# 2022 Grand River Fish Ladder Updates



## slowpaya (Oct 23, 2011)

the upper river i like to fish has the best run of kings seen in 15 or more years.good sized fish
took my stepson(clean a year)out in a new pair of hipboots,ahem,and got him into his first salmon.he got a couple,one large hen over 20 that came with a fresh run of bruisers,think 25 plus.
cooler waters keeping these fish in good shape longer.was just fiddling around, taking care and watching the kid,running him stringers,bags,etc
tried something different,a mepps aglia with a rubber minnow with 2 tandem trebles,hahaha
drifting thru runs ,pockets n this guy hits it,is mad,and the hook pulls.he was big,he was fresh,and he came back to 8-10 ft right in front of me and just sat there.well,pulled out a lil line and on the second drift he nailed it.the drag wasnt really set for close quarters,neither was I,he started displacing water in a furious manner and the lure pulled.granted the drag was a bit tight,but on closer inspection the trebles 6 pnts were all bowed out.think this might be more of a bass /walleye lure?most enjoyable fish of the day for me


----------



## Fishndude (Feb 22, 2003)

slowpaya said:


> the upper river i like to fish has the best run of kings seen in 15 or more years.good sized fish
> took my stepson(clean a year)out in a new pair of hipboots,ahem,and got him into his first salmon.he got a couple,one large hen over 20 that came with a fresh run of bruisers,think 25 plus.
> cooler waters keeping these fish in good shape longer.was just fiddling around, taking care and watching the kid,running him stringers,bags,etc
> tried something different,a mepps aglia with a rubber minnow with 2 tandem trebles,hahaha
> drifting thru runs ,pockets n this guy hits it,is mad,and the hook pulls.he was big,he was fresh,and he came back to 8-10 ft right in front of me and just sat there.well,pulled out a lil line and on the second drift he nailed it.the drag wasnt really set for close quarters,neither was I,he started displacing water in a furious manner and the lure pulled.granted the drag was a bit tight,but on closer inspection the trebles 6 pnts were all bowed out.think this might be more of a bass /walleye lure?most enjoyable fish of the day for me


Nice report.
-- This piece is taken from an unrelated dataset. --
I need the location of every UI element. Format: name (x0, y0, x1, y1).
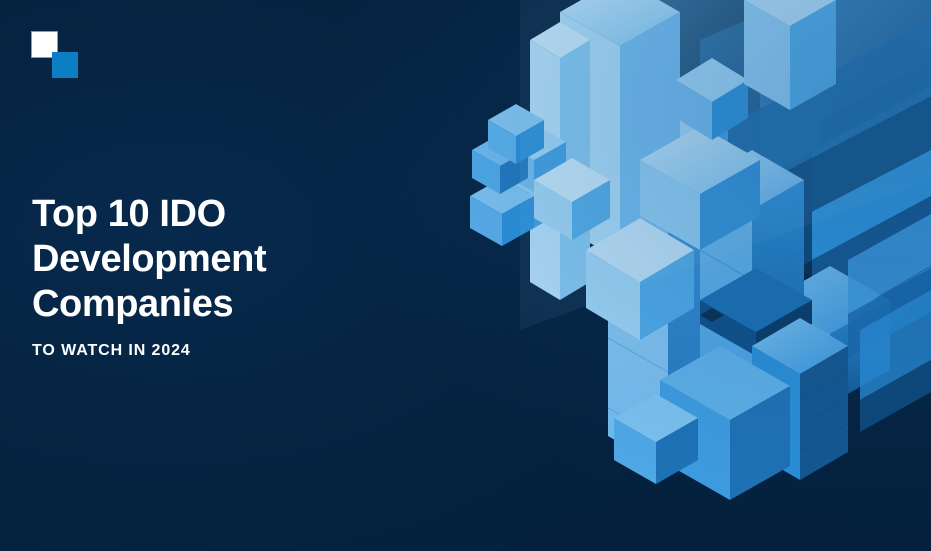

Don't bring a knife to a gunfight, lol.


----------



## slowpaya (Oct 23, 2011)

yeah...know better,but noticed a few small flying fish in the area and it was the only thing close to them.it was for sh!ts and giggles anyway,it worked just fine
oct 15
lot of fish seem to have disappeared,theywill be back... coho on spinner,king on cleo,males,kinda dark but clean(as in no fungi,open wounds,dog teeth or zombie eyes)


----------



## wilsonm (Dec 28, 2010)

The upper ladders were checked and cleaned yesterday. Still a good amount of coho's in Webber, but getting colored up. Stopped by 6th street early this morning. About 15 to 20 guys out there wading and fishing from shore. Didn't stay very long to check to see if fish were using the ladder or not, but expect a push of steelhead with the east blows earlier this week.


----------



## wilsonm (Dec 28, 2010)

We closed Webber, Portland, and Grand Ledge fish ladders for the winter as usual. We will open them back up in March.


----------